I’ve come to the conclusion that I’ve changed. Personally, I think for the better, but I’m aware some people think for the worse. Most of us have been there – a partner, family member or friend, uttering the words… Usually intended as an insult. A slant on your character, implying you’re somehow less of a person than you once were. That they like you a whole lot less than they used to.
Being told this used to bother me. A lot. It would typically evoke an angry response. Something along the lines of ‘You don’t know what you’re talking about’ or ‘I’m still me, who are you to pass judgement?’ or (if feeling particularly hurt) ‘I see you haven’t, you’re still irrelevant…’
But I’m trying to look at it from a different perspective.
I know how far I’ve come
Like most teenagers, I thought the world was judging my every move. The only confidence I had, was the confidence that I was bad at everything. The pressure of trying to conform to everyone’s expectations was intense and I can never remember a time I felt good enough. I knew what I believed, but never had enough conviction in those beliefs to stand up and tell the world. Always letting the louder voices drown out any chance I had of being heard, believing the louder someone was, the more right they must be.

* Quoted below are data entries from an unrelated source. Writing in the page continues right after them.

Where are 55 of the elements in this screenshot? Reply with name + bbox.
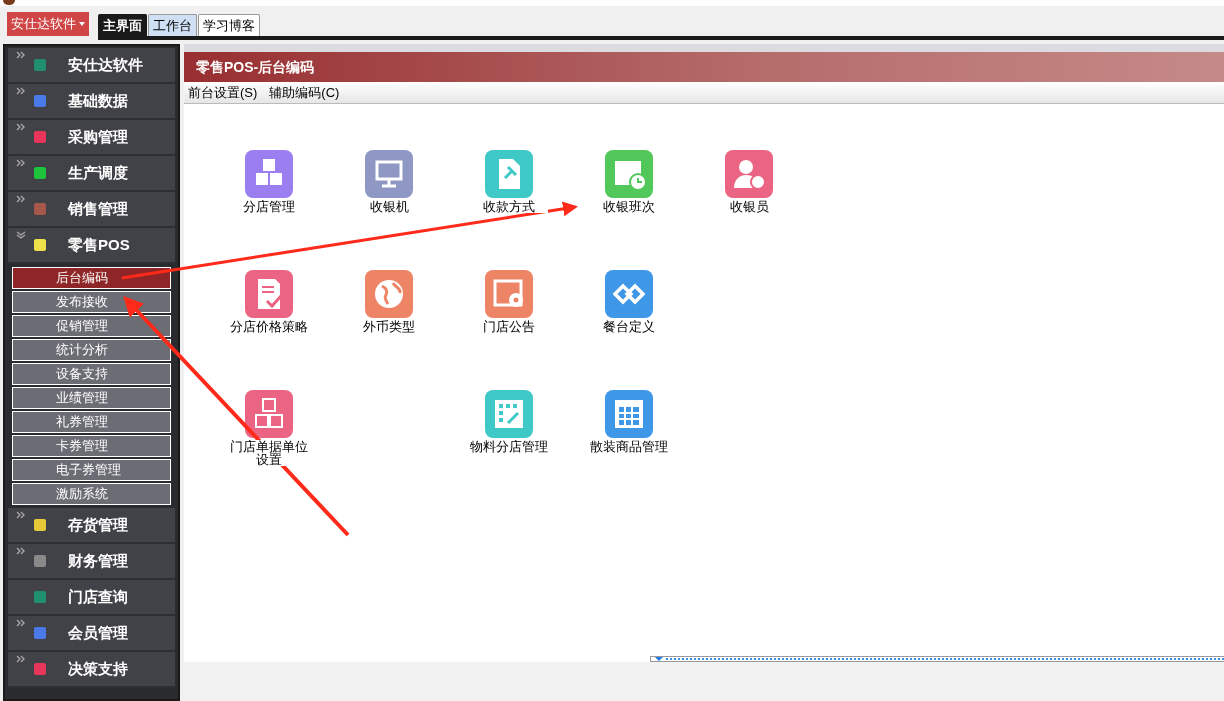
caret-icon [79,22,85,26]
sidebar-item[interactable]: 礼券管理 [12,411,171,433]
sidebar-section[interactable]: 财务管理 [8,544,175,580]
app-tile-button[interactable] [365,270,413,318]
sidebar-item[interactable]: 促销管理 [12,315,171,337]
app-tile-button[interactable] [485,150,533,198]
sidebar-item[interactable]: 电子券管理 [12,459,171,481]
app-tile-button[interactable] [365,150,413,198]
sidebar-section[interactable]: 零售POS [8,228,175,264]
app-tile-button[interactable] [605,390,653,438]
sidebar-item[interactable]: 设备支持 [12,363,171,385]
tab[interactable]: 工作台 [148,14,197,36]
sidebar-section[interactable]: 存货管理 [8,508,175,544]
sidebar-section[interactable]: 销售管理 [8,192,175,228]
gridpen-icon [493,398,525,430]
sidebar-item[interactable]: 卡券管理 [12,435,171,457]
app-tile-button[interactable] [605,150,653,198]
sidebar-item[interactable]: 统计分析 [12,339,171,361]
triangle-down-icon [655,657,663,661]
menu-item[interactable]: 前台设置(S) [188,82,258,103]
tile-label: 物料分店管理 [470,440,548,453]
tab[interactable]: 学习博客 [198,14,260,36]
sidebar-item[interactable]: 发布接收 [12,291,171,313]
splitter-bar[interactable] [650,656,1224,662]
app-tile-button[interactable] [245,270,293,318]
table-icon [613,398,645,430]
sidebar-section[interactable]: 安仕达软件 [8,48,175,84]
sidebar-section[interactable]: 决策支持 [8,652,175,688]
tile-label: 分店价格策略 [230,320,308,333]
sidebar-section[interactable]: 门店查询 [8,580,175,616]
sidebar-section[interactable]: 基础数据 [8,84,175,120]
app-tile-button[interactable] [245,390,293,438]
calendar-icon [613,158,645,190]
app-tile-button[interactable] [485,390,533,438]
sidebar-section[interactable]: 生产调度 [8,156,175,192]
app-tile-button[interactable] [485,270,533,318]
dropdown-button[interactable]: 安仕达软件 [7,12,89,36]
sidebar-item[interactable]: 业绩管理 [12,387,171,409]
app-tile-button[interactable] [725,150,773,198]
globe-icon [373,278,405,310]
app-tile-button[interactable] [245,150,293,198]
window-gear-icon [493,278,525,310]
tile-label: 门店单据单位设置 [230,440,308,466]
panel-title: 零售POS-后台编码 [196,57,315,77]
person-icon [733,158,765,190]
menu-item[interactable]: 辅助编码(C) [269,82,340,103]
sidebar-item[interactable]: 激励系统 [12,483,171,505]
sidebar-item[interactable]: 后台编码 [12,267,171,289]
tab[interactable]: 主界面 [98,14,147,36]
tile-label: 散装商品管理 [590,440,668,453]
monitor-icon [373,158,405,190]
sidebar-section[interactable]: 会员管理 [8,616,175,652]
app-logo-icon [3,0,15,5]
sidebar-section[interactable]: 采购管理 [8,120,175,156]
app-tile-button[interactable] [605,270,653,318]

It took me a long time and a lot of hard work to bury the teenage me. My 20’s were spent forcing myself to push boundaries, doing things that completely petrified me, drilling myself to believe that I could do things if I just set my mind to them. The more I did them, the easier they became. A lot of the things that used to terrify me are now second nature. I genuinely used to refuse to order a takeaway because I was too scared to even pick up the phone… Yes, really.

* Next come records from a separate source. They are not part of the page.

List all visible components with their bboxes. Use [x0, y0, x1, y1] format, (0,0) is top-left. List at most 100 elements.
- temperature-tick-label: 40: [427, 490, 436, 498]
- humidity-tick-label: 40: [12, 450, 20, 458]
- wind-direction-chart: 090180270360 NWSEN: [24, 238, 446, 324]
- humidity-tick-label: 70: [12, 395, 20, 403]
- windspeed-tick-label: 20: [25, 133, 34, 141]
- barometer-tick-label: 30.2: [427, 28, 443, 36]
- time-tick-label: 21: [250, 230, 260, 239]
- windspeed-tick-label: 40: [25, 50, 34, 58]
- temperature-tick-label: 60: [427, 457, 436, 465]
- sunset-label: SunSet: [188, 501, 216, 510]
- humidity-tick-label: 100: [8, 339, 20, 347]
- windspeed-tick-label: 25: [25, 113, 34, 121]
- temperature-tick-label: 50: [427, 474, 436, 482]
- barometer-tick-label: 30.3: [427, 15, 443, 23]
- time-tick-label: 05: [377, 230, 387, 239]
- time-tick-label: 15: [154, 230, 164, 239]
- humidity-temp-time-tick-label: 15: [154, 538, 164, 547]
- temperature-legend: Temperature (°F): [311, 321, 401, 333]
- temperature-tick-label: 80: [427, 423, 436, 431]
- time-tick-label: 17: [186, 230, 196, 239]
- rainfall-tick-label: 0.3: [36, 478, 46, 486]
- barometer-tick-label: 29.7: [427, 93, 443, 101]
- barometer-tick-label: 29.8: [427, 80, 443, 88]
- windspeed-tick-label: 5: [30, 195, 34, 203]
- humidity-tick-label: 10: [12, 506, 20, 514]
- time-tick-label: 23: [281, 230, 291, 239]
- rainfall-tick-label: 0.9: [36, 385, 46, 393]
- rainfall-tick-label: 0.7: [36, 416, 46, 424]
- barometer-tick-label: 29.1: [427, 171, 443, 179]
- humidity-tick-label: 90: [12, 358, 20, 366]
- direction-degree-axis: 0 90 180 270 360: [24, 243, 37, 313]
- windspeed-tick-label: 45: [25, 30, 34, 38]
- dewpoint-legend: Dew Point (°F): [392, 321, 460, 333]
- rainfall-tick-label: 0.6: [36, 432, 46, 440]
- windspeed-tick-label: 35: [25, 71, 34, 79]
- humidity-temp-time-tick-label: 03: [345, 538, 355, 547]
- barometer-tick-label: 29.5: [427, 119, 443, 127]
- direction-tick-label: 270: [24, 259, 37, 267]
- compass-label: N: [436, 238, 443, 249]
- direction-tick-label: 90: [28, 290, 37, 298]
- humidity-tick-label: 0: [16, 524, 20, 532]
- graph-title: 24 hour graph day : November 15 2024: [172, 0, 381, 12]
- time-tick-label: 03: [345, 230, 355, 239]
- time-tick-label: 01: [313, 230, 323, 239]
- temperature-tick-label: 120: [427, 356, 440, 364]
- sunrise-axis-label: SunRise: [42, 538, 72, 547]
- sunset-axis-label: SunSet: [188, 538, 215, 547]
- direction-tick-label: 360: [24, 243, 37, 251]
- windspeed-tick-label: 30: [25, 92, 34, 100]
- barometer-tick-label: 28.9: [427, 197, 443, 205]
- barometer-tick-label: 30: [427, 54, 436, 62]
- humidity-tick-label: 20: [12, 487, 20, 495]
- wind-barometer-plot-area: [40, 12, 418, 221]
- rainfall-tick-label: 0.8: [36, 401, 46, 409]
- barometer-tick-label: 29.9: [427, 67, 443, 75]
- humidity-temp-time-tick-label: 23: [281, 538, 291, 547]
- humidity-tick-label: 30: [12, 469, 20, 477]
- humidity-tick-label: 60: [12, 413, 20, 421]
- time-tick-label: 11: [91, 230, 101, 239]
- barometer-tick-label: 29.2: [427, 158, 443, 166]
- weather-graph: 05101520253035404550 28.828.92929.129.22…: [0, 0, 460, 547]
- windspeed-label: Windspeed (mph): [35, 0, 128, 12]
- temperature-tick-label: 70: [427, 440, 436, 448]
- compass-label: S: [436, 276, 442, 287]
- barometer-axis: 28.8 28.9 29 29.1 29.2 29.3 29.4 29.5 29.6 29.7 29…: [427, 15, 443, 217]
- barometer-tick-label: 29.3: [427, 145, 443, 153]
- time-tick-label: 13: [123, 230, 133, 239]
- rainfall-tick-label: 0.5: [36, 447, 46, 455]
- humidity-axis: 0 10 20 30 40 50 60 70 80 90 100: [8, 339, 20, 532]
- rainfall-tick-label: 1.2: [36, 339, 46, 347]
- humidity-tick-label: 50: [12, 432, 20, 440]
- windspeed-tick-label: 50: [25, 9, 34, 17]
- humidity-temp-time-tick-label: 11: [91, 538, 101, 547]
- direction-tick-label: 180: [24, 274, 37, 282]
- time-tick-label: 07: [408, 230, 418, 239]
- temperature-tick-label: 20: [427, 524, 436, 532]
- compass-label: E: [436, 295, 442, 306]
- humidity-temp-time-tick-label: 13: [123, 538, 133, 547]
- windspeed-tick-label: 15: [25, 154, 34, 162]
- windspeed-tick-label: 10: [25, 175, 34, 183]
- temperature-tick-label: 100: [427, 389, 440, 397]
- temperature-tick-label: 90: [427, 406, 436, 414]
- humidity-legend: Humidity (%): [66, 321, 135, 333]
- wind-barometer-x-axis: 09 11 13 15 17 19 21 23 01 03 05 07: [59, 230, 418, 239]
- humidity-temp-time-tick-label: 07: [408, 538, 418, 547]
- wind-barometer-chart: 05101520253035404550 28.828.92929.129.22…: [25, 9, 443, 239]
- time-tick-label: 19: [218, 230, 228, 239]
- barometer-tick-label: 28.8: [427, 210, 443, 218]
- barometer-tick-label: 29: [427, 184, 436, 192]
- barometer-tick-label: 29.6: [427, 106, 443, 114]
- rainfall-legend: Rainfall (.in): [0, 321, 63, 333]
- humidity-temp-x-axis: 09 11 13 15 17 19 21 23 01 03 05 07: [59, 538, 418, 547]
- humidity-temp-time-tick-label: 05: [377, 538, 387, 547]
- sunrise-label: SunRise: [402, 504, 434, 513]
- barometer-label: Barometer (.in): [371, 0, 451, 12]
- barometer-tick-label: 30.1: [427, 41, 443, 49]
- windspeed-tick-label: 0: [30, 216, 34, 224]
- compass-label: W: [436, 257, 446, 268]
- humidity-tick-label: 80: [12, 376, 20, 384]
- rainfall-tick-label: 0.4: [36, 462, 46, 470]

Carrie-esque, she still bursts from the grave from time to time, usually ahead of doing any kind of public speaking (I plan the sleepless night well in advance now). But in the main she rests pretty much in peace.
I’ve spent years learning about myself. What I like, what I don’t like. How I’m wired to react in situations, how to control those reactions if I need to. What and who matters to me. What and who really doesn’t… I’m the only one who’s experienced what it’s like to be me. All of the opinions I’ve formed, regardless of what anyone says, are valid to me. It’s taken me a long time to realise that authenticity is one of the most powerful ways of getting your voice heard.

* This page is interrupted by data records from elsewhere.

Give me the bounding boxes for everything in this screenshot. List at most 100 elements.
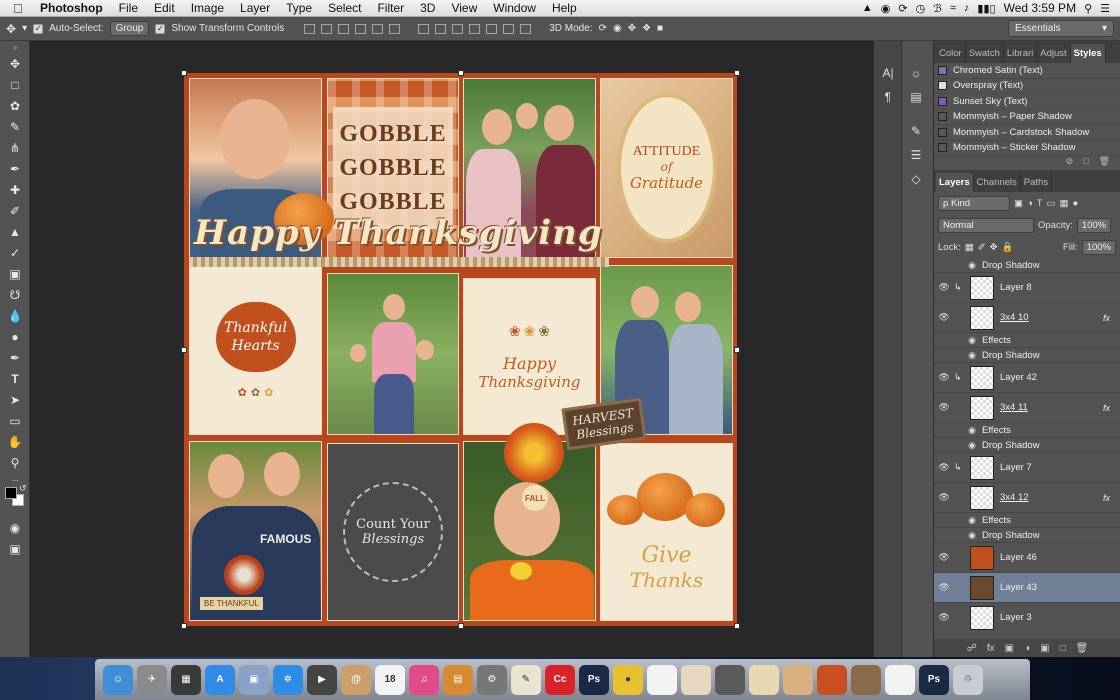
battery-icon[interactable]: ▮▮▯ xyxy=(977,2,995,15)
layer-name[interactable]: Effects xyxy=(982,425,1011,436)
transform-handle-bc[interactable] xyxy=(458,623,464,629)
tab-librari[interactable]: Librari xyxy=(1004,44,1038,63)
menu-item-layer[interactable]: Layer xyxy=(232,1,278,15)
layer-name[interactable]: Layer 43 xyxy=(1000,582,1037,593)
dock-itunes-icon[interactable]: ♫ xyxy=(409,664,439,695)
dock-photoshop-icon[interactable]: Ps xyxy=(579,664,609,695)
dock-facetime-icon[interactable]: ▶ xyxy=(307,664,337,695)
new-adjustment-icon[interactable]: ◑ xyxy=(1024,643,1030,654)
dock-trash-icon[interactable]: ♲ xyxy=(953,664,983,695)
menu-item-type[interactable]: Type xyxy=(278,1,320,15)
character-panel-icon[interactable]: A| xyxy=(874,61,902,85)
layer-row[interactable]: 👁 Layer 43 xyxy=(934,573,1120,603)
layer-thumbnail[interactable] xyxy=(970,395,994,420)
layer-row[interactable]: 👁 3x4 12 fx xyxy=(934,483,1120,513)
layer-name[interactable]: Layer 46 xyxy=(1000,552,1037,563)
layer-name[interactable]: Layer 42 xyxy=(1000,372,1037,383)
document-canvas[interactable]: GOBBLE GOBBLE GOBBLE ATTITUDE of Gratitu… xyxy=(181,70,740,629)
layer-effect-row[interactable]: ◉ Drop Shadow xyxy=(934,438,1120,453)
effect-visibility-icon[interactable]: ◉ xyxy=(934,260,982,271)
layer-effect-row[interactable]: ◉ Effects xyxy=(934,423,1120,438)
layer-name[interactable]: 3x4 10 xyxy=(1000,312,1029,323)
new-style-icon[interactable]: □ xyxy=(1083,156,1088,170)
auto-align-icon[interactable] xyxy=(520,23,532,34)
layer-name[interactable]: Layer 3 xyxy=(1000,612,1032,623)
layer-name[interactable]: Drop Shadow xyxy=(982,440,1040,451)
effect-visibility-icon[interactable]: ◉ xyxy=(934,440,982,451)
sync-icon[interactable]: ⟳ xyxy=(898,2,907,15)
3d-slide-icon[interactable]: ❖ xyxy=(642,23,651,34)
lock-position-icon[interactable]: ✥ xyxy=(990,242,998,253)
time-machine-icon[interactable]: ◷ xyxy=(916,2,926,15)
screen-mode-icon[interactable]: ▣ xyxy=(0,538,30,559)
effect-visibility-icon[interactable]: ◉ xyxy=(934,530,982,541)
menu-item-help[interactable]: Help xyxy=(544,1,585,15)
healing-brush-tool-icon[interactable]: ✚ xyxy=(0,179,30,200)
kind-filter-dropdown[interactable]: ρ Kind xyxy=(938,195,1010,211)
dock-chrome-icon[interactable]: ● xyxy=(613,664,643,695)
layer-thumbnail[interactable] xyxy=(970,485,994,510)
filter-type-icon[interactable]: T xyxy=(1037,198,1043,209)
clone-stamp-tool-icon[interactable]: ▲ xyxy=(0,221,30,242)
visibility-eye-icon[interactable]: 👁 xyxy=(934,312,954,323)
visibility-eye-icon[interactable]: 👁 xyxy=(934,552,954,563)
add-style-icon[interactable]: fx xyxy=(987,643,995,654)
style-item[interactable]: Mommyish – Sticker Shadow xyxy=(934,141,1120,156)
dock-file6-icon[interactable] xyxy=(817,664,847,695)
lock-all-icon[interactable]: 🔒 xyxy=(1002,242,1014,253)
notification-icon[interactable]: ☰ xyxy=(1100,2,1110,15)
style-item[interactable]: Mommyish – Cardstock Shadow xyxy=(934,125,1120,141)
dock-launchpad-icon[interactable]: ✈ xyxy=(137,664,167,695)
lasso-tool-icon[interactable]: ✿ xyxy=(0,95,30,116)
quick-mask-icon[interactable]: ◉ xyxy=(0,517,30,538)
distribute-hcenter-icon[interactable] xyxy=(486,23,498,34)
volume-icon[interactable]: ♪ xyxy=(964,2,970,14)
effect-visibility-icon[interactable]: ◉ xyxy=(934,350,982,361)
layer-name[interactable]: Effects xyxy=(982,515,1011,526)
tools-collapse-icon[interactable]: » xyxy=(0,41,30,53)
blend-mode-dropdown[interactable]: Normal xyxy=(938,217,1034,233)
transform-handle-tc[interactable] xyxy=(458,70,464,76)
move-tool-icon[interactable]: ✥ xyxy=(6,22,16,36)
lock-image-icon[interactable]: ✐ xyxy=(978,242,986,253)
effect-visibility-icon[interactable]: ◉ xyxy=(934,425,982,436)
layer-effect-row[interactable]: ◉ Drop Shadow xyxy=(934,528,1120,543)
more-tools-icon[interactable]: … xyxy=(0,473,30,483)
style-item[interactable]: Overspray (Text) xyxy=(934,79,1120,94)
transform-handle-tl[interactable] xyxy=(181,70,187,76)
distribute-right-icon[interactable] xyxy=(503,23,515,34)
shape-tool-icon[interactable]: ▭ xyxy=(0,410,30,431)
layer-name[interactable]: 3x4 11 xyxy=(1000,402,1028,413)
zoom-tool-icon[interactable]: ⚲ xyxy=(0,452,30,473)
dock-ps-file-icon[interactable]: Ps xyxy=(919,664,949,695)
visibility-eye-icon[interactable]: 👁 xyxy=(934,492,954,503)
transform-handle-br[interactable] xyxy=(734,623,740,629)
tab-swatch[interactable]: Swatch xyxy=(966,44,1004,63)
canvas-area[interactable]: GOBBLE GOBBLE GOBBLE ATTITUDE of Gratitu… xyxy=(31,41,873,657)
crop-tool-icon[interactable]: ⋔ xyxy=(0,137,30,158)
wifi-icon[interactable]: ≈ xyxy=(950,2,956,14)
effect-visibility-icon[interactable]: ◉ xyxy=(934,335,982,346)
new-layer-icon[interactable]: □ xyxy=(1060,643,1066,654)
path-select-tool-icon[interactable]: ➤ xyxy=(0,389,30,410)
marquee-tool-icon[interactable]: □ xyxy=(0,74,30,95)
eraser-tool-icon[interactable]: ▣ xyxy=(0,263,30,284)
creative-cloud-icon[interactable]: ◉ xyxy=(881,2,891,15)
align-left-icon[interactable] xyxy=(355,23,367,34)
align-bottom-icon[interactable] xyxy=(338,23,350,34)
dock-system-prefs-icon[interactable]: ⚙ xyxy=(477,664,507,695)
move-tool-icon[interactable]: ✥ xyxy=(0,53,30,74)
layer-name[interactable]: Drop Shadow xyxy=(982,260,1040,271)
3d-drag-icon[interactable]: ✥ xyxy=(628,23,636,34)
layer-row[interactable]: 👁 ↳ Layer 42 xyxy=(934,363,1120,393)
tab-adjust[interactable]: Adjust xyxy=(1037,44,1071,63)
tab-paths[interactable]: Paths xyxy=(1021,173,1053,192)
menu-item-photoshop[interactable]: Photoshop xyxy=(36,1,111,15)
layer-row[interactable]: 👁 Layer 3 xyxy=(934,603,1120,630)
type-tool-icon[interactable]: T xyxy=(0,368,30,389)
3d-panel-icon[interactable]: ◇ xyxy=(902,167,930,191)
distribute-bottom-icon[interactable] xyxy=(452,23,464,34)
layer-effect-row[interactable]: ◉ Effects xyxy=(934,333,1120,348)
properties-panel-icon[interactable]: ☰ xyxy=(902,143,930,167)
blur-tool-icon[interactable]: 💧 xyxy=(0,305,30,326)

Just because I’ve always thought one way, it doesn’t mean I always will
I once loved chicken, then I became vegan. I used to hate exercise, then I ran a marathon. I thought Father Christmas was real, then I grew up.
There’s a reason we don’t wear the same clothes or always have the same interests as when we were 15. We move on, we evolve. Our tastes refine, our bodies change. We develop and hone our own personal sense of self. Some people simply won’t understand why, but that doesn’t make it wrong. This is your journey, not theirs.
We change constantly, learning new information that steers us in directions we might not have been expecting. We form views based on our experiences, some of which we may choose to share with people who don’t feel the same way. We may even start to feel passionately about things we were once passive about. That’s ok. It doesn’t make us hypocrites. It just means the knowledge we’ve gained has given us the power to put it into practice.
Learning the art of being myself
I don’t believe a persons underlying personality will ever change dramatically. If you’re a kind and caring person, chances are you’ll always be that way. But, I do believe that as we grow, we evolve from being a 250 piece puzzle to a more complex 1000+ piece one. Some people don’t want to take on the challenge of figuring out how the more intricate version fits together. They would rather we discard the extra pieces and go back to the simple version, despite it meaning we would never be complete.
Should we live our lives hoping to please others? The simple answer is no. We should live our lives hoping to please ourselves – then, and only when we’re truly happy, do we really have the ability to make others happy.
It’s ok to spend time figuring out whether you are who, where and what you want to be. And if you’re not, challenging yourself to find a way of becoming that person. We should all be striving to become the best version of ourselves.
So next time someone says ‘You’ve changed’, I won’t apologise, or react with anger. I’ll accept the compliment. Thank you, it’s taken a lot of hard work to get here. I’m actually pleased you noticed.
I’m hoping the road ahead is long. But, I know one thing for certain – the only person I’m guaranteed to travel it with from beginning to end is myself. Taking the time to understand and embrace who I am has the ability to make that journey so much more enjoyable!